Education, From The Capitol To The Classroom

State Lawmakers Make A Few More Tweaks To Proposed Voucher Legislation

    Kyle Stokes / StateImpact Indiana

    Changes to proposed voucher legislation limit expansion to students living in the attendance zones of F schools.

    School choice advocates who had hoped for a big boost in the dollar amount of Indiana’s Choice Scholarship Program will have to settle for a $400 increase over the next two years.

    As voucher legislation left the Senate Thursday, the bill’s author, Rep. Bob Behning, R-Indianapolis, proposed an amendment lifting the cap from $4,500 to $4,700 next year and $4,900 in 2015. It’s significantly less than the $6,500 originally proposed in a bill that’s undergone many changes as it moved through the statehouse.
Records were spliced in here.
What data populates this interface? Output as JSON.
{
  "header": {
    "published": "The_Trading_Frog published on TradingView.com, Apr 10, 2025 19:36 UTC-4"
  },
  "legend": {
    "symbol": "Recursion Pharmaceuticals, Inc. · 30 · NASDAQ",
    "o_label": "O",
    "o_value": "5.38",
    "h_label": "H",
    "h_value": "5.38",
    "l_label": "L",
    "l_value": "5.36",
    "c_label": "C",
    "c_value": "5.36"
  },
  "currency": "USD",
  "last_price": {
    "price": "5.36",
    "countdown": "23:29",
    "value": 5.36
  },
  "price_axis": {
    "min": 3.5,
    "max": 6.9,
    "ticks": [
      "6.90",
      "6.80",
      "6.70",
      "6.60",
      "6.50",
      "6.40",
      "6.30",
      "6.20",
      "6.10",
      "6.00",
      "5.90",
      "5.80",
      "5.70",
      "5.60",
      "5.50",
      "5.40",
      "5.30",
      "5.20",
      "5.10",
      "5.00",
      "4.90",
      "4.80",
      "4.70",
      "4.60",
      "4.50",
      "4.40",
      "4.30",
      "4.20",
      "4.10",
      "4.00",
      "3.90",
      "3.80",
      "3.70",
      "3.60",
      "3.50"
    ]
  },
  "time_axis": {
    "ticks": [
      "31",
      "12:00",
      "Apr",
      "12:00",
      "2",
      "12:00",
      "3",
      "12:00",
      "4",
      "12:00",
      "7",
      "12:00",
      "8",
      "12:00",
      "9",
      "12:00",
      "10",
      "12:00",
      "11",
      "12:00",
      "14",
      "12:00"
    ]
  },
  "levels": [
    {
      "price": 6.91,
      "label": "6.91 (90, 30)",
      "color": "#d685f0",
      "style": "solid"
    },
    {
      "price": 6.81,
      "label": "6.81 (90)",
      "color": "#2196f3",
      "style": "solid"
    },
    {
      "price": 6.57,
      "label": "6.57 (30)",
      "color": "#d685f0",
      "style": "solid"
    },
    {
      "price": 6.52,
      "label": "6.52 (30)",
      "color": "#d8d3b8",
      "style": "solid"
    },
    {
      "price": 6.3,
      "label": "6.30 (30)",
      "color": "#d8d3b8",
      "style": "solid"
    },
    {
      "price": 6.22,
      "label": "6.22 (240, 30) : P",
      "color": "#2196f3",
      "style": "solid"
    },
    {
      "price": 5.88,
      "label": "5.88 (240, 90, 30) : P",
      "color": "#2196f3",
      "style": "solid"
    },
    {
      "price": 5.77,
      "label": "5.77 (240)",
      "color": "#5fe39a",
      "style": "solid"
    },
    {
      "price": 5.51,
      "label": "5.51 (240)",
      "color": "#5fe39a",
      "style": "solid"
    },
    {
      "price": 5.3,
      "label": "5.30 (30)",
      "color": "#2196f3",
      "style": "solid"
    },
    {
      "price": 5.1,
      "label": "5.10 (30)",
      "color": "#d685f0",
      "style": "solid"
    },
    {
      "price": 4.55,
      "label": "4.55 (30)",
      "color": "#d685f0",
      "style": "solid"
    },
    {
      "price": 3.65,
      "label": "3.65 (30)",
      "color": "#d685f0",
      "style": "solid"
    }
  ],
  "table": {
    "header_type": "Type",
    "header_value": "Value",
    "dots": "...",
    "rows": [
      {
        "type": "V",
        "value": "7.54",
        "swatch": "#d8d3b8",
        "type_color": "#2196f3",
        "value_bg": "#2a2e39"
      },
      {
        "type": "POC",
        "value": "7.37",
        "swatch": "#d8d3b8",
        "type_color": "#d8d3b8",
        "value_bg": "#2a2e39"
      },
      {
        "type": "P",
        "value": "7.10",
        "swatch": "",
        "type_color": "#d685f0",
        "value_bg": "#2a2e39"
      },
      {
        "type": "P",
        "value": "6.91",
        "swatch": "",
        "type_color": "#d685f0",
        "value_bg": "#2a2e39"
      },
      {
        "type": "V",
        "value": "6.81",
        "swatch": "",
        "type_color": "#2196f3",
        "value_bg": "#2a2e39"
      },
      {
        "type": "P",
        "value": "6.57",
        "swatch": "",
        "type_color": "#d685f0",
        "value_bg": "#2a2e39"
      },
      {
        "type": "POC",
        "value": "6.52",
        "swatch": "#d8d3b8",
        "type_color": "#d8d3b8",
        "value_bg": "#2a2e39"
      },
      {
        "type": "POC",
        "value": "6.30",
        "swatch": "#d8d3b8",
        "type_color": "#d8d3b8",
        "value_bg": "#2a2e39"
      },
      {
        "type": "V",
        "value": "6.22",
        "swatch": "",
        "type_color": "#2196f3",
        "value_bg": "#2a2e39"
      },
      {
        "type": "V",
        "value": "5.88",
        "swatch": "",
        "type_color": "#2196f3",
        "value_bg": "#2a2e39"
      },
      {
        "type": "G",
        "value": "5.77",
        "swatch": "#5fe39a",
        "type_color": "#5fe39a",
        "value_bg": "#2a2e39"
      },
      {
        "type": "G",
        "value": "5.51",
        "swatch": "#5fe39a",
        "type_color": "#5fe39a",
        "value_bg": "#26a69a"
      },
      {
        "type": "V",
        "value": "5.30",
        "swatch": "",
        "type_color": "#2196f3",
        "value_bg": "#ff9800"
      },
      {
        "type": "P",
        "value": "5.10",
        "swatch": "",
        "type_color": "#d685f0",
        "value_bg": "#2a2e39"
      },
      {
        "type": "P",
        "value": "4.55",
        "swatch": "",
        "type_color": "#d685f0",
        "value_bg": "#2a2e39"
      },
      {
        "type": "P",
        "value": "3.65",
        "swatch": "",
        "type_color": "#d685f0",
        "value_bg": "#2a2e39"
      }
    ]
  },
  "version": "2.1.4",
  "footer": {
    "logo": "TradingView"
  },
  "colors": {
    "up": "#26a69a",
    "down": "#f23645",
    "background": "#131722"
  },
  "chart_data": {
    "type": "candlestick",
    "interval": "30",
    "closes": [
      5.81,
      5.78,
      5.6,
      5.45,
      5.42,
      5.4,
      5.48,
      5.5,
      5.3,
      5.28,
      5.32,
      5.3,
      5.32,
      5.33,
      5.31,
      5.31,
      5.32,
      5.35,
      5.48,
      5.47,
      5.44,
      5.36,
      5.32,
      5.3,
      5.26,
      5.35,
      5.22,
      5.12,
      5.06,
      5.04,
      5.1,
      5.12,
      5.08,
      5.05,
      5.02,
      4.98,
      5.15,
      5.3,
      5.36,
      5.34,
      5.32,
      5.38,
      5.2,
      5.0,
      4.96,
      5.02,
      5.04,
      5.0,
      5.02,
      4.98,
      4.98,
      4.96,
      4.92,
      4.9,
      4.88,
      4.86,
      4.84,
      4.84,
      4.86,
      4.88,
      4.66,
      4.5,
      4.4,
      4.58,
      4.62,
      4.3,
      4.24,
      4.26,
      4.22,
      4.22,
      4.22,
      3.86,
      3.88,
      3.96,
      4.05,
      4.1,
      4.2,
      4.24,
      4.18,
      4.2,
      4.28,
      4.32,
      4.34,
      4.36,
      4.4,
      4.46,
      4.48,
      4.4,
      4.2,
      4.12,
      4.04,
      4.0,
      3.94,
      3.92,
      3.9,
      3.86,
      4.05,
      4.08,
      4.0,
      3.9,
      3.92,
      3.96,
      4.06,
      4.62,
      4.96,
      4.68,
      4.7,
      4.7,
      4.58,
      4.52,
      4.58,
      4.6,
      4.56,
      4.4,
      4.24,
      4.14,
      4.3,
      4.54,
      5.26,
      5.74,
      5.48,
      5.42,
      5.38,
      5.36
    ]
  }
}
    At different points, the proposal has included provisions making siblings of participating students eligible for vouchers, increasing access for foster and military families and eliminating the public school requirement for incoming kindergarteners. But then the Senate Education Committee narrowed expansion to any student living in the attendance zone of a F school, a change Indiana Public Broadcasting‘s Brandon Smith reports Behning won’t fight:

    Rep. Behning says he doesn’t plan to address the attendance requirement after the Senate altered it.

    “I did not change any of the parameters they had in terms of that … they have already voted on what’s in the bill,” he says. “I’m not trying to ask them to revote on that issue.”

    The Senate passed the voucher expansion bill by only a two-vote margin. The bill’s senate sponsor, Doug Eckerty, R-Yorktown, says he anticipates another close vote.

    “We’ll have to take a look at it in its fiscal entirety, how everything all fits together, not just with this but with the budget as a whole, the governor’s tax cut proposal and things like that,” says Eckerty. “So it’s all going to have to go into the mix. Then we’re going to have to sort it all out.”

    Behning says it’s likely the state legislature will be asked to reconsider the public school attendance requirement in the future, as voucher expansion is a priority for Gov. Mike Pence.